With this sort of thing, or anything really, you either use bulletproof mathematical models derived from first principles (or empirically) with calibrated real quantities, or you wing it intuitively using your built-in hardware. You do not use "math" on uncalibrated pseudo-quantities; that just tricks you into overriding your intuition for something with no correct basis.

This is why you never use explicit probabilities that aren't either empirically determined or calculated theoretically.

Comment author: Nick_Tarleton 30 March 2012 06:46:11PM *  5 points [-]

With this sort of thing, or anything really, you either use bulletproof mathematical models derived from first principles (or empirically) with calibrated real quantities, or you wing it intuitively using your built-in hardware. You do not use "math" on uncalibrated pseudo-quantities; that just tricks you into overriding your intuition for something with no correct basis.

Despite anti-arbitrariness intuitions, there is empirical evidence that this is wrong.

The Robust Beauty of Improper Linear Models

Proper linear models are those in which predictor variables are given weights in such a way that the resulting linear composite optimally predicts some criterion of interest; examples of proper linear models are standard regression analysis, discriminant function analysis, and ridge regression analysis. Research summarized in Paul Meehl's book on clinical versus statistical prediction—and a plethora of research stimulated in part by that book—all indicates that when a numerical criterion variable (e.g., graduate grade point average) is to be predicted from numerical predictor variables, proper linear models outperform clinical intuition. Improper linear models are those in which the weights of the predictor variables are obtained by some nonoptimal method; for example, they may be obtained on the basis of intuition, derived from simulating a clinical judge's predictions, or set to be equal. This article presents evidence that even such improper linear models are superior to clinical intuition when predicting a numerical criterion from numerical predictors. In fact, unit (i.e., equal) weighting is quite robust for making such predictions.

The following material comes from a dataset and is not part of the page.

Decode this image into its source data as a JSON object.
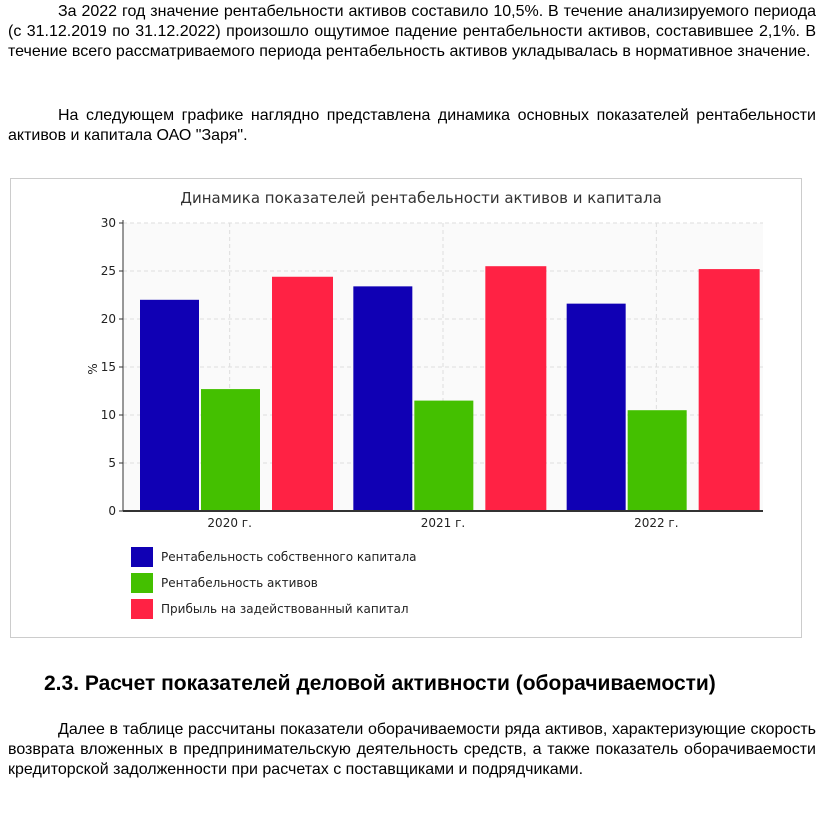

The article discusses, in some detail, the application of unit weights to decide what bullet the Denver Police Department should use. Finally, the article considers commonly raised technical, psychological, and ethical resistances to using linear models to make important social decisions and presents arguments that could weaken these resistances.

(this is about something somewhat less arbitrary than using ranks as scores, but it seems like evidence in favor of that approach as well)

Comment author: Will_Newsome 30 March 2012 11:55:58PM *  -1 points [-]

Dawes is not a reliable researcher; I have very little confidence in his studies. Check it.

(ETA: I also have other reasons to mistrust Dawes, but shouldn't go into those here. In general you just shouldn't trust heuristics and biases results any more than you should trust parapsychology results. (Actually, parapsychology results tend to be significantly better supported.) Almost all psychology is diseased science; the hypotheses are often interesting, the statistical evidence given for them is often anti-informative.)